EYLEA4U Enrollment Form PDF – Download and Print Today

EYLEA4U Enrollment Form

EYLEA (aflibercept) injection is a prescription medication for severe retinal conditions. Its timely and effective treatment can change the whole lives of all eligible patients. You must complete the Eylea4u Enrollment Form to participate in the Eylea program to access financial assistance, navigate insurance requirements, and connect with patient resources.

Click the download button below to save this fillable form on your device. Moreover, you will know its importance, how to complete this form, and additional details to avoid mistakes.

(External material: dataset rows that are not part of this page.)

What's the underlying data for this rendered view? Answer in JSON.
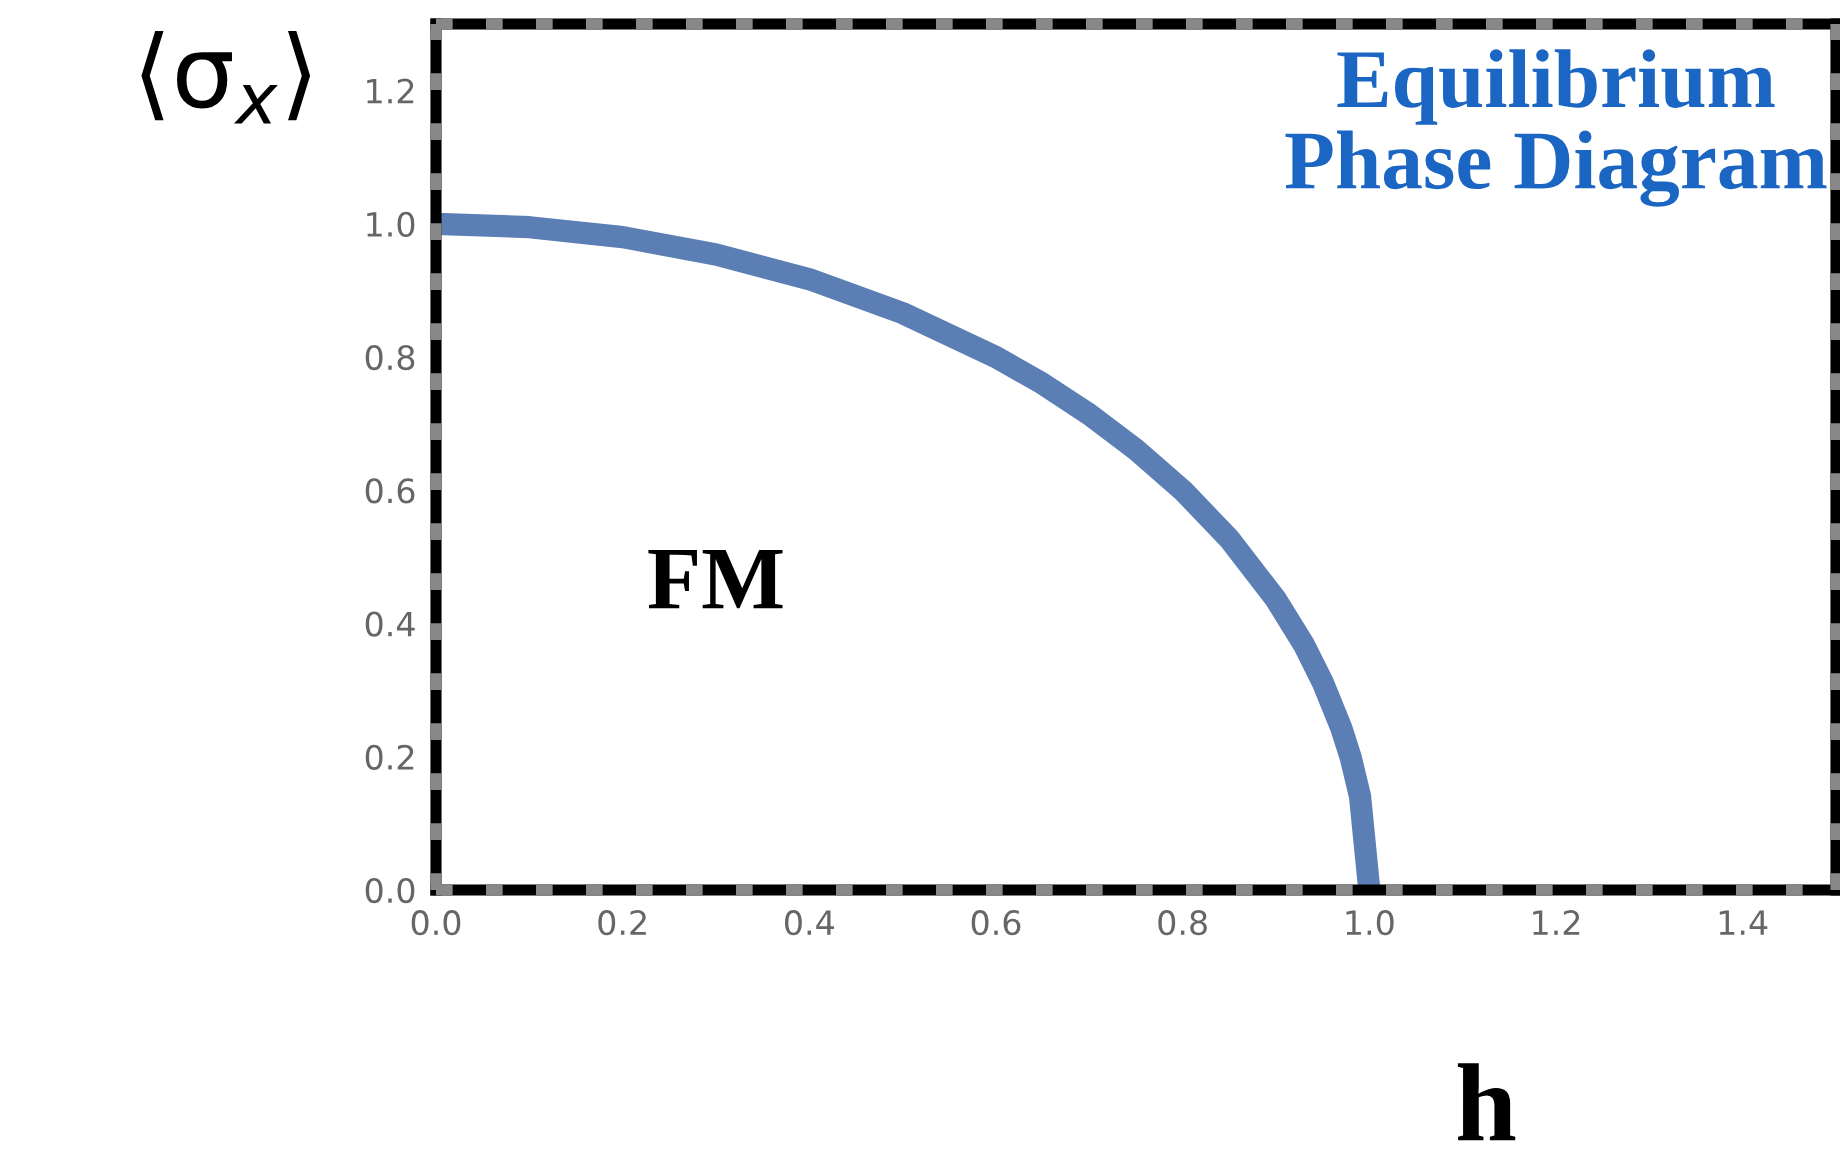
{
  "chart_data": {
    "type": "line",
    "xlabel": "h",
    "ylabel": "⟨σ$_{x}$⟩",
    "annotations": [
      "Equilibrium\nPhase Diagram",
      "FM"
    ],
    "x": [
      0,
      0.1,
      0.2,
      0.3,
      0.4,
      0.5,
      0.6,
      0.65,
      0.7,
      0.75,
      0.8,
      0.85,
      0.9,
      0.93,
      0.95,
      0.97,
      0.98,
      0.99,
      1.0
    ],
    "series": [
      {
        "color": "#5b7fb5",
        "values": [
          1.0,
          0.995,
          0.98,
          0.954,
          0.917,
          0.866,
          0.8,
          0.76,
          0.714,
          0.661,
          0.6,
          0.527,
          0.436,
          0.368,
          0.312,
          0.243,
          0.199,
          0.141,
          0.0
        ]
      }
    ],
    "xlim": [
      0,
      1.5
    ],
    "ylim": [
      0,
      1.3
    ],
    "xticks": [
      {
        "value": 0,
        "label": "0.0"
      },
      0.2,
      0.4,
      0.6,
      0.8,
      {
        "value": 1,
        "label": "1.0"
      },
      1.2,
      1.4
    ],
    "yticks": [
      {
        "value": 0,
        "label": "0.0"
      },
      0.2,
      0.4,
      0.6,
      0.8,
      {
        "value": 1,
        "label": "1.0"
      },
      1.2
    ],
    "grid": false,
    "legend": false,
    "marker": "none",
    "line_style": "solid"
  }
}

Importance of EYLEA4U Patient Enrollment Form

It is a legal document designed to support patients to access the patient support program. It helps the patients in the following scenarios.

Financial Assistance

The patient will receive financial assistance to mitigate the costly treatment burden. The Eylea support team members will guide the patient through the treatment plan.

Insurance Verification

This form helps identify a patient with adequate insurance coverage compatible with the Eylea program.

Educational Resources

The Eylea support team will guide the patients about the dosage, treatment plan, and side effects.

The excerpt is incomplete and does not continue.